The 16-year-old, who became the face of the youth climate movement this year, is the youngest person ever to recieve the honour.
“For sounding the alarm about humanity’s predatory relationship with the only home we have, for bringing to a fragmented world a voice that transcends backgrounds and borders, for showing us all what it might look like when a new generation leads, Greta Thunberg is Time’s 2019 Person of the Year,” the magazine wrote.
“Wow, this is unbelievable! I share this great honour with everyone in the #FridaysForFuture movement and climate activists everywhere,” Ms Thunberg wrote on Instagram.
Ms Thunberg first made headlines with her solo strike against global warming outside Sweden’s parliament in 2018.
Since then, her Fridays For Future strikes have drawn large crowds across the world, including in Australia, and she’s spoken at numerous high-profile conferences.
“We can’t just continue living as if there was no tomorrow, because there is a tomorrow. That is all we are saying,” she told the magazine.
Time interviewed Ms Thunberg aboard the sailboat that took her from the United States to Europe after a hectic 11-week North American trip to several US cities and Canada.
“The politics of climate action are as entrenched and complex as the phenomenon itself, and Thunberg has no magic solution,” the magazine wrote.
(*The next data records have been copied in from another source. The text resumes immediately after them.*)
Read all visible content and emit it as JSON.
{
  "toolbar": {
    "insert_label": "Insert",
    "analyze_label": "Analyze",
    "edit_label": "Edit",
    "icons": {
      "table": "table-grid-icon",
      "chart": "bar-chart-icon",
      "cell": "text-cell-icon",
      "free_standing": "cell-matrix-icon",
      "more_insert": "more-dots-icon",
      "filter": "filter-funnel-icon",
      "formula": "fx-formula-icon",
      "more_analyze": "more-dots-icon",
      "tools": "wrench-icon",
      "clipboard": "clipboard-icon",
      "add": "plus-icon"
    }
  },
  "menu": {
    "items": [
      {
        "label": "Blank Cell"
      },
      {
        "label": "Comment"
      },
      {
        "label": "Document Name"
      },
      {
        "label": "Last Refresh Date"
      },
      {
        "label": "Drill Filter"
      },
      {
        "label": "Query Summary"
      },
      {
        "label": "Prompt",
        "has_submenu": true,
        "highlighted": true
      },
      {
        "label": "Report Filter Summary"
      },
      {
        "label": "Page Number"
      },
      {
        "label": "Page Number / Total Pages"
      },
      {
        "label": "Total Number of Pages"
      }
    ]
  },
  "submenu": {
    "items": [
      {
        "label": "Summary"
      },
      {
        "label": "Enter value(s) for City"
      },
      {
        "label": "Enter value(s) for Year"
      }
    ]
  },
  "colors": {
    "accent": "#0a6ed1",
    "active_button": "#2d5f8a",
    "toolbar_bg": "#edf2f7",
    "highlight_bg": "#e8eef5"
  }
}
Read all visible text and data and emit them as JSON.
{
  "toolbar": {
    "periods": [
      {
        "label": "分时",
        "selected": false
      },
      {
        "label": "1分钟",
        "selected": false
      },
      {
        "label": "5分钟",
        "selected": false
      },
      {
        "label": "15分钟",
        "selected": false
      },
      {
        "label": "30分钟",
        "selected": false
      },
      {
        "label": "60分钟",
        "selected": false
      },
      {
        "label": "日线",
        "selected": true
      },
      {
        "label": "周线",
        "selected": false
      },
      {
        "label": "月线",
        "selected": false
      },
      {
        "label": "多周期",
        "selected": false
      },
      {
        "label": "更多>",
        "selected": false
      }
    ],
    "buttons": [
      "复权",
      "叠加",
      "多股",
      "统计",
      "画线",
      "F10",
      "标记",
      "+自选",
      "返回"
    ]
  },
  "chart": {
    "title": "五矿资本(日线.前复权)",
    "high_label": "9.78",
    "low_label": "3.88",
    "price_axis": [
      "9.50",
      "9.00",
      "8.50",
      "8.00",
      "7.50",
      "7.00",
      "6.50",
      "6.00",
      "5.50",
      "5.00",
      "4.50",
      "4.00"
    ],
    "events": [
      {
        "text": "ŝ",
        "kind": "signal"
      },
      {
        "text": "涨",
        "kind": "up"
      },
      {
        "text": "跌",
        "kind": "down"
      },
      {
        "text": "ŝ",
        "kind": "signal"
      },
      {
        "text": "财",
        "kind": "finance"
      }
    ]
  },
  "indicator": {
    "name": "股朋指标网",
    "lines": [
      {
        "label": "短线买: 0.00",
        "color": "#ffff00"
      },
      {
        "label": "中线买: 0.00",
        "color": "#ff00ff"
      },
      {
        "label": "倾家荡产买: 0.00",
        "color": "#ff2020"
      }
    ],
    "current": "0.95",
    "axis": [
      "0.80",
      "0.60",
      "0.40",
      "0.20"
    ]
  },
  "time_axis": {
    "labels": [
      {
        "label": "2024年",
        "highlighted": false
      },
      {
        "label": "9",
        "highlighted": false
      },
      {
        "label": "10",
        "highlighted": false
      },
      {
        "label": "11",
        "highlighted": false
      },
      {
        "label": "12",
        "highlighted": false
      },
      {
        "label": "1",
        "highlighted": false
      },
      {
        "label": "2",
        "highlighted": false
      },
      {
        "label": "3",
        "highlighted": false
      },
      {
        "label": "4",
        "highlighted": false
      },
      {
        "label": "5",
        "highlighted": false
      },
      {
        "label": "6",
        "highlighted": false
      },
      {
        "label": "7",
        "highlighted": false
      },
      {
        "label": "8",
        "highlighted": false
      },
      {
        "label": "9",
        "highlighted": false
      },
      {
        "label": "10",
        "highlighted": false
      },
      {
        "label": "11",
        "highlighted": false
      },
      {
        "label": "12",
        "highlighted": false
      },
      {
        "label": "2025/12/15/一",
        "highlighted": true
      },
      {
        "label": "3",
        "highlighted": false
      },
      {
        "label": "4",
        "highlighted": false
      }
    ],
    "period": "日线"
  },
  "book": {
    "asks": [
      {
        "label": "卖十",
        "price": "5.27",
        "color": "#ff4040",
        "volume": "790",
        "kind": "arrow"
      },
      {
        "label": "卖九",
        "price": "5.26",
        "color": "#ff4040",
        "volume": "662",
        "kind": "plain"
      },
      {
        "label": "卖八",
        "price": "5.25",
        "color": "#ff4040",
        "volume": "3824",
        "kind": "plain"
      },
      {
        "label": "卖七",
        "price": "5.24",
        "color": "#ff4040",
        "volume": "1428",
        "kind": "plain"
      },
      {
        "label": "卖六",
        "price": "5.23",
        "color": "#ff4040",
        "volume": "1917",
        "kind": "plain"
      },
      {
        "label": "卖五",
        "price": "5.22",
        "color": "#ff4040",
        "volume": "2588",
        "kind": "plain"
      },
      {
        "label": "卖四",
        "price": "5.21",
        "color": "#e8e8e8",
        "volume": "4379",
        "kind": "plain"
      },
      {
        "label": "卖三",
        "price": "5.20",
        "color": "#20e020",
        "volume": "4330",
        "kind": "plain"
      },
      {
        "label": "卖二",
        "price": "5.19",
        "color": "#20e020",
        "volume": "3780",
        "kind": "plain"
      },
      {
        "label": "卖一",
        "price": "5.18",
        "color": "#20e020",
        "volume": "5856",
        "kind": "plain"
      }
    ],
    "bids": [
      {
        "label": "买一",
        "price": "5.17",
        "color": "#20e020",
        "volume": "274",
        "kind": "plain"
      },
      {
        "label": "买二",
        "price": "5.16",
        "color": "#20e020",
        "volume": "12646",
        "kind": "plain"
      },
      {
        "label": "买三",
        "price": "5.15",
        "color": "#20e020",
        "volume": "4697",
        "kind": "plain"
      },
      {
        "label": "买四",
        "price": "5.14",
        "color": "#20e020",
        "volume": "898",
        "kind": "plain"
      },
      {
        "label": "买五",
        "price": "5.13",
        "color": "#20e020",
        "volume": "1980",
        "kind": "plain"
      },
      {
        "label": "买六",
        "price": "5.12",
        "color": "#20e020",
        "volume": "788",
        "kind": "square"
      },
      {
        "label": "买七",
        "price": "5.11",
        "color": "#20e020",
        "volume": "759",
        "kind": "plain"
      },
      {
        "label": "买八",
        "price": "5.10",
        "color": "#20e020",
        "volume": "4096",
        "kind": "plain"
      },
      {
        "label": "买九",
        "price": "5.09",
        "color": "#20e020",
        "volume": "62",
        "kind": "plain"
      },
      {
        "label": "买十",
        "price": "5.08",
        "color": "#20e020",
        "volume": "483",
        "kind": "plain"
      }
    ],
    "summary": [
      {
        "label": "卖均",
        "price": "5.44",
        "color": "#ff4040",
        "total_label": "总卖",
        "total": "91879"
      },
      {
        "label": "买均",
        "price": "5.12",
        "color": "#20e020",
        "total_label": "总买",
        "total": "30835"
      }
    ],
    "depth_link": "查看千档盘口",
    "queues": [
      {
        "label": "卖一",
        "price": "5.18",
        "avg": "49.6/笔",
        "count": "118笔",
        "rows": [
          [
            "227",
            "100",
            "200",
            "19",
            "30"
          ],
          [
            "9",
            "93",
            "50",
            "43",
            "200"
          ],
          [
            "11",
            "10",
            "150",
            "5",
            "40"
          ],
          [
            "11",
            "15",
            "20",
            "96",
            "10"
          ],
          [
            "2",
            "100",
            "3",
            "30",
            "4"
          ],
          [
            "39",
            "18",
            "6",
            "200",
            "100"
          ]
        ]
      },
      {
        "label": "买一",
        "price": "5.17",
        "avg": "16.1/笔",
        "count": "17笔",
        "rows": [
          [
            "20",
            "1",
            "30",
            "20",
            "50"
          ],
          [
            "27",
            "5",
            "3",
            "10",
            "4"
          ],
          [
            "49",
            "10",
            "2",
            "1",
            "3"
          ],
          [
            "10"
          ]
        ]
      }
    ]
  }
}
“But she has succeeded in creating a global attitudinal shift, transforming millions of vague, middle-of-the-night anxieties into a worldwide movement calling for urgent change.
“She has offered a moral clarion call to those who are willing to act, and hurled shame on those who are not.”
CONGRATULATIONS ROLL IN
Ms Thunberg was in Madrid for a UN-sponsored climate forum when the award was announced.
But a number of charities, including Save the Children, were quick to congratulate the teen on Twitter.
“Thank you for standing up and speaking out for every child’s right to a sustainable future,” it wrote.